Voilà globalement les symétries que j’ai pu observer dans ce texte et que, nécessairement, les exégèses ultérieures du poème devraient définitivement cesser d’ignorer.
A côté des symétries, je peux encore caractériser à grands traits la composition du poème. Il s’agit d’un récit au passé dominé nettement par l’emploi du passé simple, mais le récit au passé est rompu précisément dans l’avant-dernier paragraphe où nous quittons les indicatifs au passé simple, à l’imparfait, au passé antérieur, pour l’impératif présent qui se projette inévitablement dans un futur à partir d’une situation présente. Ce décrochage est d’autant plus surprenant que le récit n’est pas au passé composé, lequel temps verbal suppose toujours une relation au présent, signifiant que quelque chose est accompli, que nous devons faire face à tel résultat, tel acquis pour le présent. « Il a fait ses devoirs », c’est une information pour le présent et un peu sur le passé, « Il fit ses devoirs » ou « Il faisait ses devoirs » ce sont des informations sur le passé. Et dans le dernier paragraphe, nous constatons un mélange d’indicatif présent et d’indicatif futur simple pour les propositions principales « c’est un ennui » et « la Sorcière […] ne voudra jamais nous raconter ce qu’elle sait, et que nous ignorons ». La virgule permet de dramatiser la clausule « et que nous ignorons », et il faut encore juger qu’il s’agit là de deux subordonnée relatives avec le même antécédent « ce » : « ce qu’elle sait, et que nous ignorons ». Un savoir a été en passe d’être délivré par la révélation du déluge et la Sorcière s’est retirée pour bouder une société à laquelle le poète reproche d’avoir si rapidement remis en marche le régime antédiluvien, une fois son idée ou menace écartée.

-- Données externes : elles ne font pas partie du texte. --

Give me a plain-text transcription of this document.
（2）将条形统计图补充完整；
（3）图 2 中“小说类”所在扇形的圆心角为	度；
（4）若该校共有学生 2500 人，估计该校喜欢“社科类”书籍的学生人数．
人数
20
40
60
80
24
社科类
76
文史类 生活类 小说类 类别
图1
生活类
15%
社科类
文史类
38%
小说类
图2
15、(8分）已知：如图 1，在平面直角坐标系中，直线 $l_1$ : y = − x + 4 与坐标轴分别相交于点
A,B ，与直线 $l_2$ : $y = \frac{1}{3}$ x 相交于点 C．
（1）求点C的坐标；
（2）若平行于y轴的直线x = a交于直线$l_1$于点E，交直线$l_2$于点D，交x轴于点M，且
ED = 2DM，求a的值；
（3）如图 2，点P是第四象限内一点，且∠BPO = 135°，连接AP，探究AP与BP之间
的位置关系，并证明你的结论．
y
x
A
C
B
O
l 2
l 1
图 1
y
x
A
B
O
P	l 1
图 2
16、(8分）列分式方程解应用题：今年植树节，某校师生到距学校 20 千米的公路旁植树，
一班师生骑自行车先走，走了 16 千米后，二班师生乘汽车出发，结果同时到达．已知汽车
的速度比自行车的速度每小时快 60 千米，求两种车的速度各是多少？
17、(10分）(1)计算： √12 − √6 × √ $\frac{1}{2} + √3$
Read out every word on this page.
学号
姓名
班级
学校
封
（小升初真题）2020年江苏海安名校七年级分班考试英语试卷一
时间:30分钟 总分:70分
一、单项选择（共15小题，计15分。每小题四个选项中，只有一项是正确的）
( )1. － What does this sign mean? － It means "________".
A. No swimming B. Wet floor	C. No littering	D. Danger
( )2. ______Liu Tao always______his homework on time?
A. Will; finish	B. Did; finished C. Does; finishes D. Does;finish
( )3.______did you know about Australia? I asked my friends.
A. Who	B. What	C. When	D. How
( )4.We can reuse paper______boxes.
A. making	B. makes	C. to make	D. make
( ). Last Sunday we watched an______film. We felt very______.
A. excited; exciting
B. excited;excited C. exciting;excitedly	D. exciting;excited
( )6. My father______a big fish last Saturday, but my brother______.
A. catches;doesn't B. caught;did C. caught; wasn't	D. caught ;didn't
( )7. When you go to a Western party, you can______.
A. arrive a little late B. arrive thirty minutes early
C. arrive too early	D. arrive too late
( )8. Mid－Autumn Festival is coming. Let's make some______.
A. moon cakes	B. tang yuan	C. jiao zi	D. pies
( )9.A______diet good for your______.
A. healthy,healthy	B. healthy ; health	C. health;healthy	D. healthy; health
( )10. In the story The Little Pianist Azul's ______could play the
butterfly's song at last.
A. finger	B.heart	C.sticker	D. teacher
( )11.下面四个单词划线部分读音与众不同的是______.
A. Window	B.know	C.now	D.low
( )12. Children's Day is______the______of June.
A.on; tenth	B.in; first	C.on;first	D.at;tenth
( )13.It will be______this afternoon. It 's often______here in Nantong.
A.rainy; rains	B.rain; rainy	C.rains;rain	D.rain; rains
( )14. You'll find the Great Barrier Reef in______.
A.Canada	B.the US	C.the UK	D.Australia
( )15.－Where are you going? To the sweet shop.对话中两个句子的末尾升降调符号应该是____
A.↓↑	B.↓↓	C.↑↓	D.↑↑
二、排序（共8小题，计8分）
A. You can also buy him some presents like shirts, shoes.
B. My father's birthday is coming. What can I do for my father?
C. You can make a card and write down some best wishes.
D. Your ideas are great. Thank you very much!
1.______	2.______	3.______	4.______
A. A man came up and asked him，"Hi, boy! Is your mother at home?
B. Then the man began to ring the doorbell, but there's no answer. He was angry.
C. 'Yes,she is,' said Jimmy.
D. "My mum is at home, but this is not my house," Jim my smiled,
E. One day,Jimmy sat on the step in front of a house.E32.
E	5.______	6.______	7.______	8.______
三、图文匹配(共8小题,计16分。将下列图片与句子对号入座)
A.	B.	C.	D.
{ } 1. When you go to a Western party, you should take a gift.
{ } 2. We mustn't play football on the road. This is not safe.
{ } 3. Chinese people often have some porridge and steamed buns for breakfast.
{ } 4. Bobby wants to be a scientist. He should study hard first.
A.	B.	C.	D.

Le lièvre effectuant sa prière annonce les « premières communions ». Son printemps de « sainfoins » et « clochettes mouvantes » est religieux, c’est celui d’Eucharis, et il ne tend pas les bras à l’appel rimbaldien pour de nouveaux déluges. Aux remerciements du lièvre en odeur de sainteté (sainfoins), le poète va opposer sa révolte que justifie l’amplification des trois derniers paragraphes du poème. Le lièvre est dans les fleurs, le poète en appelle aux « pierres précieuses » des entrailles de la Terre, équivalent de la braise allumée par la sorcière au fond d’un pot de terre. Suite au coup d’arrêt donné à l’idée du Déluge, les pierres se cachent et s’enfouissent au gram du poète, qui voit qu’aussitôt après la pluie les fleurs se relèvent et regardent déjà, s’ouvrant au printemps d’Eucharis, cette grâce que le poète souhaite « croisée de violence nouvelle » par « brisement » dans Génie.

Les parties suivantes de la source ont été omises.